Because Quintero spent the night in the Orange County jail, he could not be reached for comment, and police officers executed a search warrant at his residence on the morning of March 23, 2021. Mr. Quintero was not home at the time of the raid, but sources report officers later apprehended him at his Tustin, California, office.
Orange County booking number 3193227 reveals that Norman Alberto Quintero is in custody, awaiting hearing and is being held on $458,000 bail. Public record of his arrest indicates that Quintero, born 9/16/1965, identified his profession as pastor, but additional inquiries reveal that Quintero goes by many titles.
Public records show that in February 2012, Quintero was arrested by Orlando, Florida, police on a charge of stalking and dating violence. According to the arrest affidavit, a woman said she had an intimate relationship for four years with Quintero, her employer at the time. The relationship ended when her employment terminated, but she stated that he continually “contacted [her] against her will.” According to the affidavit, the woman said Quintero, who showed up at her residence and sent repeated text messages, also threatened her family in Mexico and threatened to call immigration on her, adding she called police after seeing Quintero in her driveway. She wrote on her Facebook account that Quintero was a “false prophet” and fake Democrat. “We have to get this information out,” she continued, “I don’t want anyone to be swindled by the words ‘pastor’ or ‘democrat’ or taken in by his Hispanic last name.”
Quintero was also arrested in 2002 on a complaint of domestic violence in Orange County, Florida. Court records show Quintero was arrested for battery in July 2002. At the time, the Orlando Sentinel newspaper reported that Quintero, who was running for a school board seat, was arrested after a fight with his wife that started when she smoked in their home. An earlier complaint was lodged against him in 1997 in an allegation of domestic violence, which did not lead to arrest.
Quintero also faced issues with the Florida Bar in 1997 when at least 35 complaints were lodged against him for falsely representing that he was an attorney. Many of the people, mostly immigrants or foreigners here on visas, claimed that Quintero took money in legal fees from each of them but did little to advance their cases. Many said they feared deportation as a result.
Although Quintero never acknowledged any specific wrongdoing, on February 14, 1997, he signed an agreement with the Florida Bar acknowledging that he is not licensed to practice law in the state of Florida and would stop doing so. However, the Florida Bar continued to receive complaints about Quintero. In August 1997, the Florida Bar filed a petition with the Florida Supreme Court, seeking a court order against him.
He again landed in hot water when he was investigated in 2021 on a series of improprieties in connection with his clients’ efforts to obtain loan modifications. He was alleged to have solicited, charged, and received payments for loan modification services before completing or performing all the services he promised to provide, including collecting fees before being allowed to do so by statute, and he allegedly omitted material information from the modification process.

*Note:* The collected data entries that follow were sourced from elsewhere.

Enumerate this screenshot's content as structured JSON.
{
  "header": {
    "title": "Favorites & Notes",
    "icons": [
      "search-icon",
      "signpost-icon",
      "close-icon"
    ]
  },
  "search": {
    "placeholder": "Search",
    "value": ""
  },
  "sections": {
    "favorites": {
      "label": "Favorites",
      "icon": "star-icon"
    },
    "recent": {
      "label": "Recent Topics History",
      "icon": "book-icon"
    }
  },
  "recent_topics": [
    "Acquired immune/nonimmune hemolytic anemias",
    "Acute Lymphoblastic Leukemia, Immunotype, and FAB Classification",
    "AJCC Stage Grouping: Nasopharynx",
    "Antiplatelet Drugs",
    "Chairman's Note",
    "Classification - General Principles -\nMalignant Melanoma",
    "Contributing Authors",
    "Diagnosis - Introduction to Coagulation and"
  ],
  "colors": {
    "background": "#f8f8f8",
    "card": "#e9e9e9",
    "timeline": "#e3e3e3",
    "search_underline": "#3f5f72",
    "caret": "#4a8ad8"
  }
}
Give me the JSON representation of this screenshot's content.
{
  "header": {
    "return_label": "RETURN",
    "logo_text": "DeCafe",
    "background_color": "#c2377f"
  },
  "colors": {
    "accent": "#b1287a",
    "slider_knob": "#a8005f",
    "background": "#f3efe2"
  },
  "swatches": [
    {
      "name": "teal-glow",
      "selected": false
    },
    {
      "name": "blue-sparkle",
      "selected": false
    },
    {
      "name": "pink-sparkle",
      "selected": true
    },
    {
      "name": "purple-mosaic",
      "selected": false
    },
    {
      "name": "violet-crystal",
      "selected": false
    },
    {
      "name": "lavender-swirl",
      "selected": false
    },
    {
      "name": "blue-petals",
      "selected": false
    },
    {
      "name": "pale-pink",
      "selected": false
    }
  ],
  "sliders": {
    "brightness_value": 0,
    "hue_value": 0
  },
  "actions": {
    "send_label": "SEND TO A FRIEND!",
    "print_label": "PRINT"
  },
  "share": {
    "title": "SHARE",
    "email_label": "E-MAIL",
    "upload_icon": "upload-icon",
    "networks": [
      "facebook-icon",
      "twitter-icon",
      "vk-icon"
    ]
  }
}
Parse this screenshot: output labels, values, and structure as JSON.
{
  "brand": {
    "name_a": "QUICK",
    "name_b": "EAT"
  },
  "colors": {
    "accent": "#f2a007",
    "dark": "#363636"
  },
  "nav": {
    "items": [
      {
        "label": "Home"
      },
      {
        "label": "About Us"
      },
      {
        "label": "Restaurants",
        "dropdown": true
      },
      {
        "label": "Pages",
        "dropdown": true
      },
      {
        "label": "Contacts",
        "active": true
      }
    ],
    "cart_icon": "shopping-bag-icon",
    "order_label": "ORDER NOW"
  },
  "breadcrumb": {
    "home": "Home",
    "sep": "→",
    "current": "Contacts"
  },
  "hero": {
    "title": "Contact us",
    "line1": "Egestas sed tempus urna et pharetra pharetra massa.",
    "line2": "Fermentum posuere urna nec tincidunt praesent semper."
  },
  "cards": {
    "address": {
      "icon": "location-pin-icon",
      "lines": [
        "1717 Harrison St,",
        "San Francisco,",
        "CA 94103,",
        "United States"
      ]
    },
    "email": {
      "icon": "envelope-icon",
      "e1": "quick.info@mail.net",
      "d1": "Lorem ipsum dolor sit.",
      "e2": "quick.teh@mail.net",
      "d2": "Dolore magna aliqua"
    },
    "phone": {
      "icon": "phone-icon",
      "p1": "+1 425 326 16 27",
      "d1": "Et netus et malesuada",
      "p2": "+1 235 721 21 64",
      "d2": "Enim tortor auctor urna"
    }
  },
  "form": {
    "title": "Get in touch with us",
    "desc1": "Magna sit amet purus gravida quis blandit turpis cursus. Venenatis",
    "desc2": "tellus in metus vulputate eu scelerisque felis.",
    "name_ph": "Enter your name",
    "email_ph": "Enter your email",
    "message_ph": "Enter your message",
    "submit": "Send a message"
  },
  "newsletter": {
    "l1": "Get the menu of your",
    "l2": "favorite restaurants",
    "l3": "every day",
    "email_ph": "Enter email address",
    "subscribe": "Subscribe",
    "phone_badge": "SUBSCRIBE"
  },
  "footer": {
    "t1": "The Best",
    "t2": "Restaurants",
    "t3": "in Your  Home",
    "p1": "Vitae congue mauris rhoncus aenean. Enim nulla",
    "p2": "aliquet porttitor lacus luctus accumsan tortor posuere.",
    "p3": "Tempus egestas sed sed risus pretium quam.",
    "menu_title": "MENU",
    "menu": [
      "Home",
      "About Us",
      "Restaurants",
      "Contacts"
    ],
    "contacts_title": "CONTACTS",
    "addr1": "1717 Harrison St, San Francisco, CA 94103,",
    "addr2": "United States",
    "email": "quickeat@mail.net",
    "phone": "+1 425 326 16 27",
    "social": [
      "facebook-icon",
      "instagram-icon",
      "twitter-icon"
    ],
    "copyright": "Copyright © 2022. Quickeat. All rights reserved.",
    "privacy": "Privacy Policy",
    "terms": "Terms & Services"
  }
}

The allegations do not state whether he ever fulfilled those promises. Additional claims have been leveled against him in Mesquite, Texas, where protesters claimed victims of Mr. Quintero’s actions had lost their homes, been forced into foreclosure, and had waited for over a year to get their cases resolved.
In November of 2020 in case number 30-2020-01166386-CU-UD-CJC, the court ruled against Quintero’s charity, NQR, Corp. According to the complaint, Quintero’s church had entered into a purchase and sale agreement for the property, and Quintero was provided access to inspect and conduct tests on the property in anticipation of the sale. He took possession and refused to leave, squatting in the building for more than four months, claiming to have made numerous improvements to the building. The judge’s order rejected all of his claims as lacking any evidence. He was ordered to vacate.